Beirut: sostegno popolare a Geagea, nel mirino per gli scontri a Tayyouné
Non si placa la polemica politica attorno alle violenze del 14 ottobre. Il leader delle Forze libanesi non risponde alla convocazione del Tribunale militare e ricusa il magistrato Fadi Akiki. Uno scontro frontale con Hezbollah e Amal che ha paralizzato l’azione del nuovo governo di Nagib Mikati. La difesa del patriarca maronita.
Beirut (AsiaNews) - Gli scontri registrati a piazza Tayyouné, a Beirut, il 14 ottobre scorso durante una manifestazione promossa da simpatizzanti di Hezbollah e Amal contro il giudice Tarek Bitar, titolare dell’inchiesta sull’incidente al porto di Beirut del 4 agosto 2020, continuano ad alimentare la polemica politica. Le violenze hanno visto protagonisti, prima dell’intervento in massa dell’esercito, anche elementi delle Forze libanesi (Fl) e hanno causato almeno sette morti e oltre 30 feriti. Oggi il leader del movimento, il cristiano Samir Geagea, non ha risposto alla convocazione in qualità di persona informata dei fatti avanzata dal Tribunale militare, presso il ministero della Difesa.
La notifica gli era stata recapitata presso la residenza, nel complesso di Meerab (Kesrouan). Per il capo delle Fl il dicastero è un luogo simbolo più di ogni altro, perché al suo interno ha trascorso 11 anni di prigionia fra il 1994 e il 2005, in condizioni durissime, prima di beneficiare della grazia dell’allora presidente Emile Lahoud e riprendere il suo ruolo nel panorama politico della nazione.
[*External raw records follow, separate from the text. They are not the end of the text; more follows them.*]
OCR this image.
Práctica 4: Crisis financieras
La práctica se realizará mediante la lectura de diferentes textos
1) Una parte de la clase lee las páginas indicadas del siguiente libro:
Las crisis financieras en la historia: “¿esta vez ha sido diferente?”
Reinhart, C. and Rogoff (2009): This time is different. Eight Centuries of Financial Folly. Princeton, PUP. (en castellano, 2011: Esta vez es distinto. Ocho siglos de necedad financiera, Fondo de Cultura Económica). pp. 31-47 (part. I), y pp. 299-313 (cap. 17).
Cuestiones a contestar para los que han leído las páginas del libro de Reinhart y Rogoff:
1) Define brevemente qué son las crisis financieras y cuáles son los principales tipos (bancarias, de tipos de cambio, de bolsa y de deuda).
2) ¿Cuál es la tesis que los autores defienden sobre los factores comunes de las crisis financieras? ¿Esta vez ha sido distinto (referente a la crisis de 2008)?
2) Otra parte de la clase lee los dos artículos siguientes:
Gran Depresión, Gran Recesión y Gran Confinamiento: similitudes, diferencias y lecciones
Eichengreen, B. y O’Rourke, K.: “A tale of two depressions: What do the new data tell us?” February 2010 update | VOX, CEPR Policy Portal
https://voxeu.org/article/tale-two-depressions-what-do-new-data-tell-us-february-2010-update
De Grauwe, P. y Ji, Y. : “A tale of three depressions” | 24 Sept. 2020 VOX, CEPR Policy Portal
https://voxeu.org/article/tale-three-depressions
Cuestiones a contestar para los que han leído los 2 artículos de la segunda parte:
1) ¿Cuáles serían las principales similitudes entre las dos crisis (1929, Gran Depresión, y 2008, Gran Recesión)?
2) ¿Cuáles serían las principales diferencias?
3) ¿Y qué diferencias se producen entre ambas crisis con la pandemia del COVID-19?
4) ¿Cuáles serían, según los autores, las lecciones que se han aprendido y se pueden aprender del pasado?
L’inchiesta militare mira a identificare i “cecchini” che hanno colpito a morte i manifestanti e Geagea è sospettato di aver dato l’ordine di aprire il fuoco, un’accusa che egli respinge con forza. Anche perché i “sospetti”, rilanciati sui media da “fonti anonime”, non possono essere la base per trarre conclusioni da una inchiesta il cui segreto istruttorio, peraltro, è stato violato a più riprese. E come ha affermato il patriarca maronita, il card. Beshara Raï, il leader delle Fl risponde che se anche qualcuno ha usato le armi, lo ha fatto a titolo individuale, in stato di legittima difesa davanti a un’orda di manifestanti violenti, alcuni dei quali essi stessi armati, che avevano terrorizzato il quartiere teatro della protesta.
Geagea ha sottolineato che il commissario governativo presso il tribunale militare Fadi Akiki non ha titolo per pronunciarsi sul caso. Inoltre, i suoi avvocati hanno presentato una nota che contesta la “regolarità” delle decisioni di Akiki e un secondo ricorso alla Corte di appello di Beirut per chiedere la decadenza del commissario stesso a causa del suo legame con Nabih Berry, leader del movimento sciita Amal, che è parte della controversia. Del resto Akiki è sposato con Nada Dakroub, nipote di Berri e magistrato di professione.
Sostegno politico e popolare
La convocazione è valsa a Geagea un grande sostegno politico e popolare: dal leader druso Walid Joumblatt, dall’ex primo ministro Saad Hariri e dal presidente del partito cristiano Kataëb, Samy Gemayel. Tutti e tre oppositori politici dichiarati di Hezbollah. Anche il capo della Chiesa maronita, il patriarca Rai, ha espresso chiaramente il suo sostegno il 22 ottobre scorso, denunciando il mandato a comparire notificato a Geagea, ma escludendo i leader degli altri due partiti coinvolti negli scontri, Hassan Nasrallah e Nabih Berry.
In un approccio insolito, volto a prevenire una grave escalation politica, il porporato ha visitato ieri il presidente della Camera, il primo ministro Nagib Mikati e il capo dello Stato Michel Aoun per proporre una soluzione all'indagine sull'esplosione del porto di Beirut. Sempre ieri migliaia di sostenitori di Geagea si sono incontrati presso la sede patriarcale maronita di Bkerké, prima di recarsi a Meerab, per mostrare il loro sostegno al leader, vittima secondo loro di un complotto politico per eliminarlo.
Il caso Tayyouné ha causato la paralisi del governo che, un mese dopo la fiducia del Parlamento, ha bloccato i lavori e smesso di incontrarsi, mentre i ministri sciiti continuano a chiedere la sostituzione del magistrato responsabile del caso del porto. Una richiesta apparentemente irricevibile per il Consiglio superiore della magistratura, presieduto da Souheil Abboud, che dopo aver sentito e interrogato il giudice Bitar la scorsa settimana gli ha dato carta bianca per continuare la sua indagine.